Todd Roy couldn’t help but compare, thinking back to the Conestoga River Club’s first volunteer meeting when, he says, only three people came together to discuss the newly formed kayaking group.
Less than two years later, a similar meeting, held this month in the city of Lancaster, drew 10 times as many people.
“It’s just exponential growth,” said Roy, the club’s founder and president, speaking both of its membership and its mission. “I struggled to make sure we didn’t just become a kayak club.”
Now, the club’s 2022 plan could help Lancaster County meet state and federal waterway cleanup goals, with club members collecting trash and litter from waterways and providing volunteer labor for collection and analysis of water samples. This is in addition to recreational floats and other excursions, as well as the club’s goal of starting a stewardship program at river access points.
Roy said he hopes all of these activities will serve current users of the river — kayakers, anglers, boaters and others — while welcoming interested newcomers, including underserved communities.
“The river belongs to all of us,” he said. “It has no particular flavor.”
The goal, Roy said, is to ensure this remains true for generations, so in 2022 club members are aiming to hold at least seven official cleanups on the river, which flows more than 60 miles before join the Susquehanna River at Safe Harbor.
The first of these cleanups, he said, will take place over Earth Day weekend (April 22-24) at Windolph Landing Park in Lancaster Township, where last year volunteers collected two lorries of waste. This included over two dozen tires.
In another cleanup last summer, club members worked with tow truck operators to remove a commercial dumpster from the waterway.
Still, there’s still a lot to be done, Roy said, noting that clearing trash and larger trash from the waterway has become something of a passion project since he started paddling the river in the spring of 2019. .
“I started to pay more attention and said, ‘Man, this is terrible. We have to do something about it,” Roy said.
testing the waters
This interest in cleaning up the river extends beyond the removal of visible contaminants, with club members planning to create a volunteer corps of water testers. On a monthly basis, trained volunteers collected samples – from Conestoga and other county waterways – and reported the results to the Lancaster County Conservation District.
“The data is being used to collect baseline water quality data from our streams where we currently don’t have much or none,” said Matthew Kofroth, district watershed specialist.
In addition to a number of chemical factors, testers record characteristics such as flow rate and temperature, Kofroth said, explaining that the results can be used to inform subsequent testing by other organizations. Volunteers also learn to periodically collect macroinvertebrates – small creatures like mayflies – whose presence is an indicator of good water quality.
According to Kofroth, Conestoga River Club members would be part of an existing group of 50 to 60 volunteers already enrolled in the program, sampling about 30 different stream segments throughout the county.

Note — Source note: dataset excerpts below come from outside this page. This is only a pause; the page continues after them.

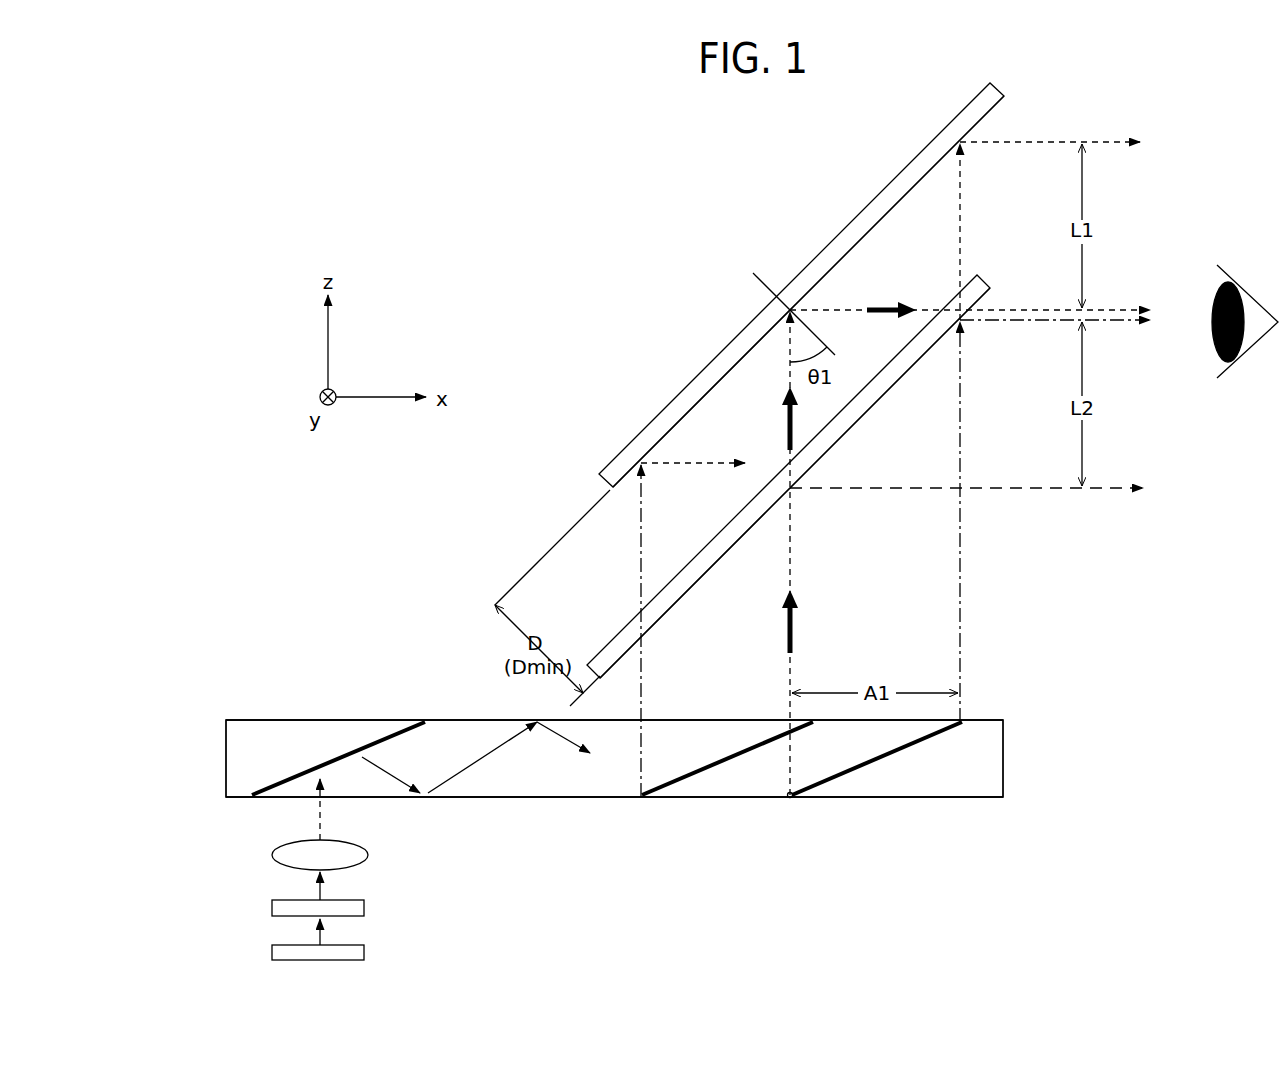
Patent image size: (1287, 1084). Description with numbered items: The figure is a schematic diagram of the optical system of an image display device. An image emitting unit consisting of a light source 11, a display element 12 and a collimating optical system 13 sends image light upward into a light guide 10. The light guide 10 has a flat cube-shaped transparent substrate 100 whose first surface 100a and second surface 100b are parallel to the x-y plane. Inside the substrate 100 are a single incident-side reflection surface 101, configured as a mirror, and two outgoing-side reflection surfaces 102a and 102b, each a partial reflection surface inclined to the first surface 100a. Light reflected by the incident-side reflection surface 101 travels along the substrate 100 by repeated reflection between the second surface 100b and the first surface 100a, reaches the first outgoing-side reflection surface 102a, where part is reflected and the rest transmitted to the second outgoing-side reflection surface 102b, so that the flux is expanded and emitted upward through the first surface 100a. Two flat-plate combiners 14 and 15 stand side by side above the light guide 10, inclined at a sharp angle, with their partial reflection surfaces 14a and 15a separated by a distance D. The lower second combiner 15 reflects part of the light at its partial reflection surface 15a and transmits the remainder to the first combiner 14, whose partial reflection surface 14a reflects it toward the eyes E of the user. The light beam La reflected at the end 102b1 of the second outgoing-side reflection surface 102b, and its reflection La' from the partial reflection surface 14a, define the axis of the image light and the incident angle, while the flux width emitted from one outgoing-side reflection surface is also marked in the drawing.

The light guide 10 is at (1026, 731).
The light source 11 is at (272, 952).
The display element 12 is at (272, 906).
The collimating optical system 13 is at (273, 852).
The first combiner 14 is at (616, 455).
The partial reflection surface 14a is at (716, 386).
The second combiner 15 is at (633, 620).
The partial reflection surface 15a is at (708, 576).
The substrate 100 is at (263, 731).
The first surface 100a is at (455, 719).
The second surface 100b is at (455, 798).
The incident-side reflection surface 101 is at (392, 728).
The first outgoing-side reflection surface 102a is at (690, 779).
The second outgoing-side reflection surface 102b is at (840, 776).
The end of second exit mirror 102b1 is at (789, 798).
The light beam La is at (772, 523).
The light beam La' is at (891, 292).
The eyes E is at (1219, 351).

At the club meeting earlier this month, dozens of people gathered in small groups to learn about conservation efforts. Among them was Emily Smedley, spokesperson for Lancaster Cleanwater Partners, a coalition of agencies and organizations working for clean and clear local waterways by 2040.
The club’s efforts could help achieve that goal, she told the crowd.
More than kayaking
Lancaster County has more miles of degraded waterways than any other county in Pennsylvania, according to a draft report by officials with the state’s Department of Environmental Protection. Of the 1,432 miles of streams assessed in Lancaster County, 1,286 miles, or 89.4 percent, are considered impaired, according to the report.
The club’s attention to conservation is in addition to more than a dozen planned social events — kayaking, camping and even a likely multi-day festival — which have tentative dates scheduled for March through October, Roy said.
Those interested in following club activities should sign up for the nonprofit organization’s mailing list through the Conestoga River Club website, conestogariverclub.org, Roy said. Further information is available on the club’s Facebook page, Roy said.
The club has 42 paying members, he said on Tuesday. Roy said he hoped the club’s ambitious plan for 2022 would attract even more interest.
“For me, it was about kayaking, but listening to everyone, it’s about their individual connection,” he said.